Shabnam Virmani, maker of the award-winning film on Kabir, says the saint-poet taught us to explore the margins of reality
Six hundred years after his time, Kabir is found occupying places most unanticipated, both sacred and secular. Kabira Khada Bazaar Mein, a documentary film by Shabnam Virmani on the poet-saint as part of her Kabir Project, has won the Special Jury Prize at the 58th National Awards. As she puts it, the film “interweaves his deification by the Kabir Panth sect with his secular appropriation by the social activist group Eklavya”. Shabnam speaks:
Do you feel vindicated by the National Award?
I find it deeply ironic and amusing that the Government has seen fit to give the National Award to a film that they first tried to censor out of existence. Kabira Khada Bazaar Mein was first denied a censor certificate on the grounds that it could “hurt the religious sentiments” of the Kabir Panth sect that features in the crux of the debate that unfolds in the film. We had to fight for the censor certificate. Yes, it is true that a smaller minority from within the Kabir Panth reacted with great hostility towards this film and its main protagonist, the Malwi folk singer Prahlad Tipanya, whose life choices pose a challenge to certain orthodox practices within certain sections of the Kabir Panth. It is nice to get a National Award, but I think my true vindication derives more from the appreciative audiences and Kabir Panthis who are in touch with us and who are actively using this to generate a critical debate amongst themselves about the meanings we make of Kabir in our social and spiritual worlds.
I think I am vindicated in far deeper and profound ways to see the maturity and wisdom inherent in the public, whose “sentiments” are not as easily ruffled as our knee-jerk over-reactive censoring authorities would have it.
How did Kabir come about in your life?
Perhaps I was searching for a way of making peace in the world outside and also within myself. Kabir began to show me some clues towards that.
Working out of Yelahanka is like working from the margins. However, it has strong historical connections.
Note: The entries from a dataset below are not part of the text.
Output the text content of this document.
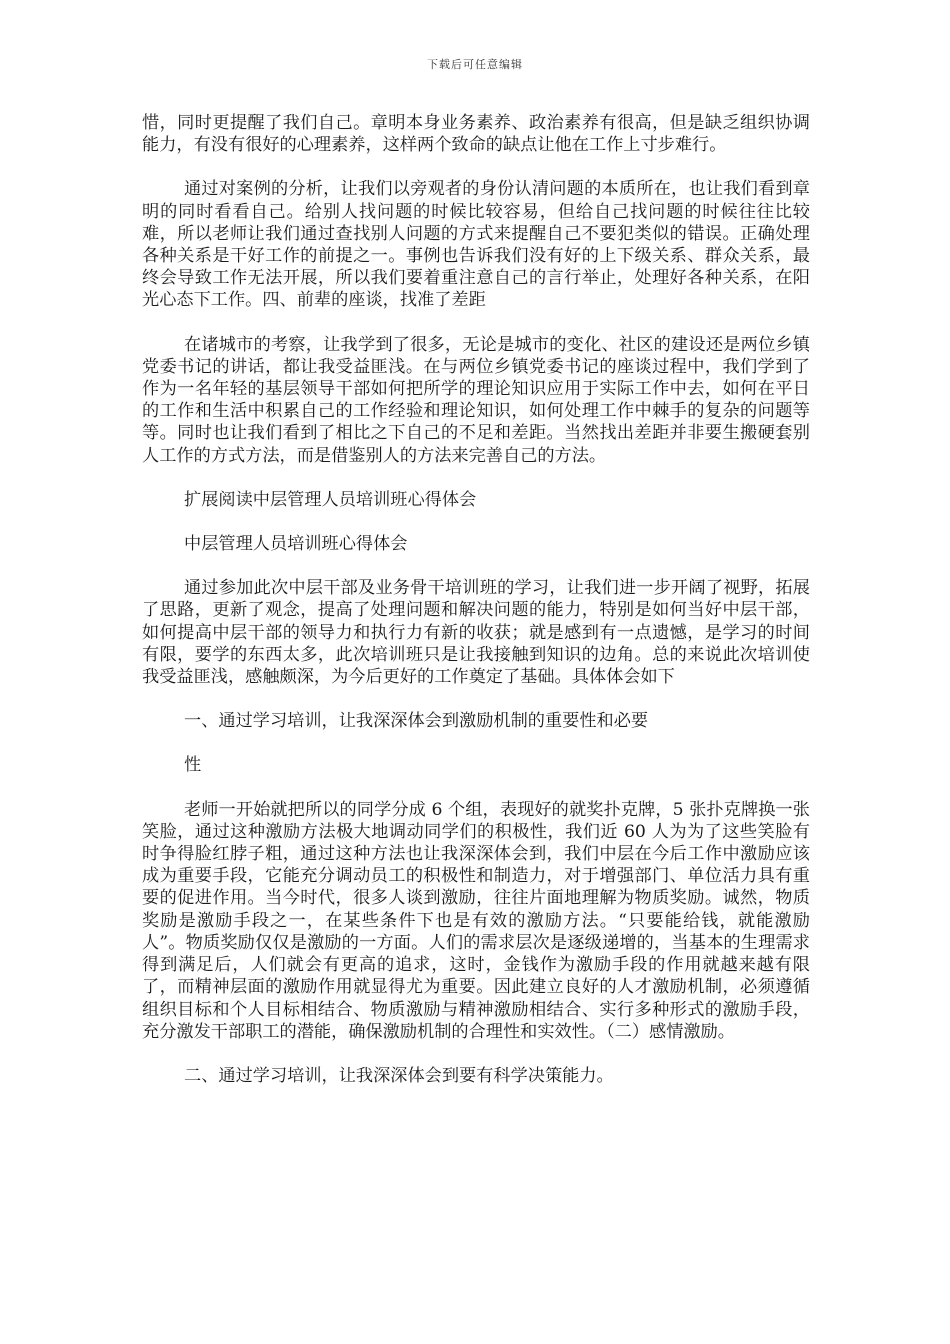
下载后可任意编辑

惜，同时更提醒了我们自己。章明本身业务素养、政治素养有很高，但是缺乏组织协调能力，有没有很好的心理素养，这样两个致命的缺点让他在工作上寸步难行。

通过对案例的分析，让我们以旁观者的身份认清问题的本质所在，也让我们看到章明的同时看看自己。给别人找问题的时候比较容易，但给自己找问题的时候往往比较难，所以老师让我们通过查找别人问题的方式来提醒自己不要犯类似的错误。正确处理各种关系是干好工作的前提之一。事例也告诉我们没有好的上下级关系、群众关系，最终会导致工作无法开展，所以我们要着重注意自己的言行举止，处理好各种关系，在阳光心态下工作。四、前辈的座谈，找准了差距

在诸城市的考察，让我学到了很多，无论是城市的变化、社区的建设还是两位乡镇党委书记的讲话，都让我受益匪浅。在与两位乡镇党委书记的座谈过程中，我们学到了作为一名年轻的基层领导干部如何把所学的理论知识应用于实际工作中去，如何在平日的工作和生活中积累自己的工作经验和理论知识，如何处理工作中棘手的复杂的问题等等。同时也让我们看到了相比之下自己的不足和差距。当然找出差距并非要生搬硬套别人工作的方式方法，而是借鉴别人的方法来完善自己的方法。

扩展阅读中层管理人员培训班心得体会

中层管理人员培训班心得体会

通过参加此次中层干部及业务骨干培训班的学习，让我们进一步开阔了视野，拓展了思路，更新了观念，提高了处理问题和解决问题的能力，特别是如何当好中层干部，如何提高中层干部的领导力和执行力有新的收获；就是感到有一点遗憾，是学习的时间有限，要学的东西太多，此次培训班只是让我接触到知识的边角。总的来说此次培训使我受益匪浅，感触颇深，为今后更好的工作奠定了基础。具体体会如下

一、通过学习培训，让我深深体会到激励机制的重要性和必要

性

老师一开始就把所以的同学分成 6 个组，表现好的就奖扑克牌，5 张扑克牌换一张笑脸，通过这种激励方法极大地调动同学们的积极性，我们近 60 人为为了这些笑脸有时争得脸红脖子粗，通过这种方法也让我深深体会到，我们中层在今后工作中激励应该成为重要手段，它能充分调动员工的积极性和制造力，对于增强部门、单位活力具有重要的促进作用。当今时代，很多人谈到激励，往往片面地理解为物质奖励。诚然，物质奖励是激励手段之一，在某些条件下也是有效的激励方法。“只要能给钱，就能激励人”。物质奖励仅仅是激励的一方面。人们的需求层次是逐级递增的，当基本的生理需求得到满足后，人们就会有更高的追求，这时，金钱作为激励手段的作用就越来越有限了，而精神层面的激励作用就显得尤为重要。因此建立良好的人才激励机制，必须遵循组织目标和个人目标相结合、物质激励与精神激励相结合、实行多种形式的激励手段，充分激发干部职工的潜能，确保激励机制的合理性和实效性。（二）感情激励。

二、通过学习培训，让我深深体会到要有科学决策能力。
I know very little about Yelahanka or its history. But I like being on the margins; I thrive there. I thrive on the margins of the institution Srishti School of Design. I thrive in the oft-considered marginal form of the documentary film. Kabir himself relentlessly pushes us to the margins — to the spaces that exist between centred, fixed notions of ourselves and reality. Margins pose a challenge. It's a great place to be.